Somalkar remembers talking to the director of the Marathi film, Gabricha Paus (2010), and how demoralised he was after the film vanished after a brief release. “Despite the acclaim, the film didn’t find takers. Seeing an example like that in front of you can demoralise anyone,” confesses Somalkar. Surjan’s documentary is still awaiting a wide release, after someone from within the industry discouraged him to even bother trying (to pursue a release). Even though there are about a half a dozen documentaries featuring farmers -- like Farming the Revolution and Trolley Times -- they are unsurprisingly not available to be seen in India.
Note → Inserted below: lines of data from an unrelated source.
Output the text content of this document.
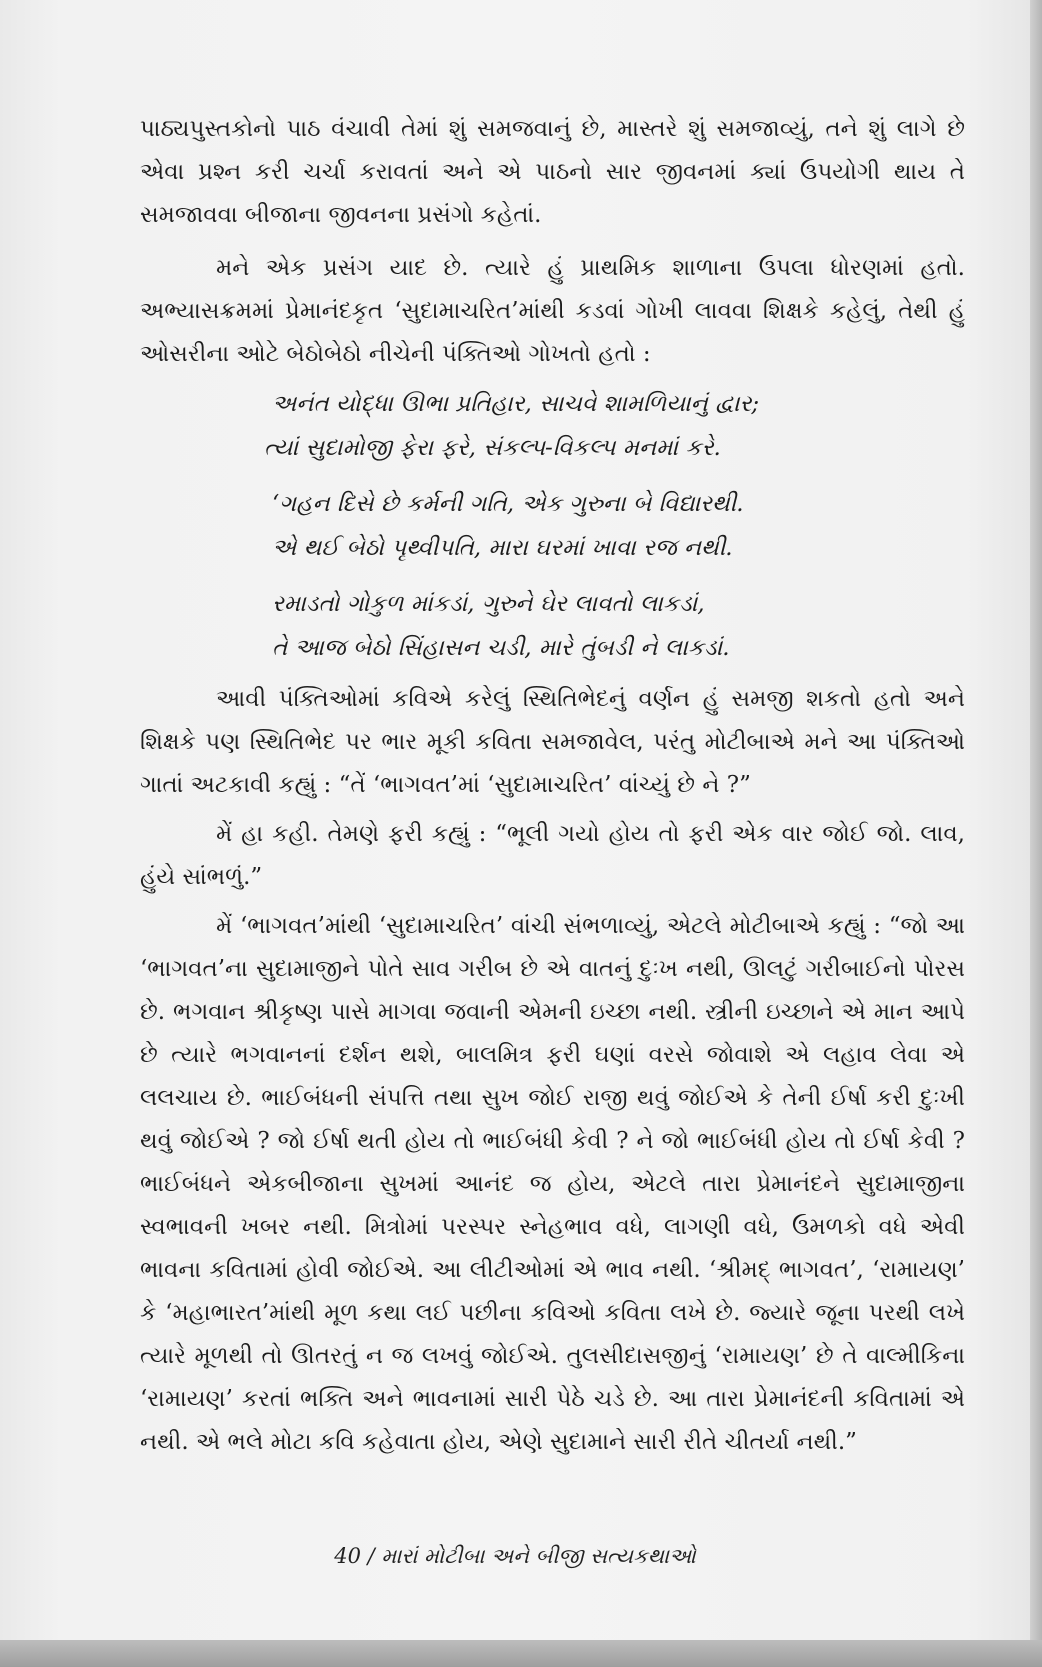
પાઠ્યપુસ્તકોનો પાઠ વંચાવી તેમાં શું સમજવાનું છે, માસ્તરે શું સમજાવ્યું, તને શું લાગે છે એવા પ્રશ્ન કરી ચર્ચા કરાવતાં અને એ પાઠનો સાર જીવનમાં ક્યાં ઉપયોગી થાય તે સમજાવવા બીજાના જીવનના પ્રસંગો કહેતાં.

મને એક પ્રસંગ યાદ છે. ત્યારે હું પ્રાથમિક શાળાના ઉપલા ધોરણમાં હતો. અભ્યાસક્રમમાં પ્રેમાનંદકૃત ‘સુદામાચરિત’માંથી કડવાં ગોખી લાવવા શિક્ષકે કહેલું, તેથી હું ઓસરીના ઓટે બેઠોબેઠો નીચેની પંક્તિઓ ગોખતો હતો :

અનંત યોદ્ધા ઊભા પ્રતિહાર, સાચવે શામળિયાનું દ્વાર;

ત્યાં સુદામોજી ફેરા ફરે, સંકલ્પ-વિકલ્પ મનમાં કરે.

‘ગહન દિસે છે કર્મની ગતિ, એક ગુરુના બે વિદ્યારથી.

એ થઈ બેઠો પૃથ્વીપતિ, મારા ઘરમાં ખાવા રજ નથી.

રમાડતો ગોકુળ માંકડાં, ગુરુને ઘેર લાવતો લાકડાં,

તે આજ બેઠો સિંહાસન ચડી, મારે તુંબડી ને લાકડાં.

આવી પંક્તિઓમાં કવિએ કરેલું સ્થિતિભેદનું વર્ણન હું સમજી શકતો હતો અને શિક્ષકે પણ સ્થિતિભેદ પર ભાર મૂકી કવિતા સમજાવેલ, પરંતુ મોટીબાએ મને આ પંક્તિઓ ગાતાં અટકાવી કહ્યું : “તેં ‘ભાગવત’માં ‘સુદામાચરિત’ વાંચ્યું છે ને ?”

મેં હા કહી. તેમણે ફરી કહ્યું : “ભૂલી ગયો હોય તો ફરી એક વાર જોઈ જો. લાવ, હુંયે સાંભળું.”

મેં ‘ભાગવત’માંથી ‘સુદામાચરિત’ વાંચી સંભળાવ્યું, એટલે મોટીબાએ કહ્યું : “જો આ ‘ભાગવત’ના સુદામાજીને પોતે સાવ ગરીબ છે એ વાતનું દુઃખ નથી, ઊલટું ગરીબાઈનો પોરસ છે. ભગવાન શ્રીકૃષ્ણ પાસે માગવા જવાની એમની ઇચ્છા નથી. સ્ત્રીની ઇચ્છાને એ માન આપે છે ત્યારે ભગવાનનાં દર્શન થશે, બાલમિત્ર ફરી ઘણાં વરસે જોવાશે એ લહાવ લેવા એ લલચાય છે. ભાઈબંધની સંપત્તિ તથા સુખ જોઈ રાજી થવું જોઈએ કે તેની ઈર્ષા કરી દુઃખી થવું જોઈએ ? જો ઈર્ષા થતી હોય તો ભાઈબંધી કેવી ? ને જો ભાઈબંધી હોય તો ઈર્ષા કેવી ? ભાઈબંધને એકબીજાના સુખમાં આનંદ જ હોય, એટલે તારા પ્રેમાનંદને સુદામાજીના સ્વભાવની ખબર નથી. મિત્રોમાં પરસ્પર સ્નેહભાવ વધે, લાગણી વધે, ઉમળકો વધે એવી ભાવના કવિતામાં હોવી જોઈએ. આ લીટીઓમાં એ ભાવ નથી. ‘શ્રીમદ્ ભાગવત’, ‘રામાયણ’ કે ‘મહાભારત’માંથી મૂળ કથા લઈ પછીના કવિઓ કવિતા લખે છે. જ્યારે જૂના પરથી લખે ત્યારે મૂળથી તો ઊતરતું ન જ લખવું જોઈએ. તુલસીદાસજીનું ‘રામાયણ’ છે તે વાલ્મીકિના ‘રામાયણ’ કરતાં ભક્તિ અને ભાવનામાં સારી પેઠે ચડે છે. આ તારા પ્રેમાનંદની કવિતામાં એ નથી. એ ભલે મોટા કવિ કહેવાતા હોય, એણે સુદામાને સારી રીતે ચીતર્યા નથી.”

40 / મારાં મોટીબા અને બીજી સત્યકથાઓ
Surjan is “naively hopeful” that one filmmaker will crack it. That one film will come along that will tread the path of mainstream acceptance while also permeating all the cultural, infrastructural, and institutional barriers. “And many more such films will get made,” proclaims Surjan. It could be argued that the film Sarjan is manifesting, already exists: Nagraj Manjule’s Sairat.
That was nine years ago.
Tatsam Mukherjee has been working as a film critic and culture reporter since 2016.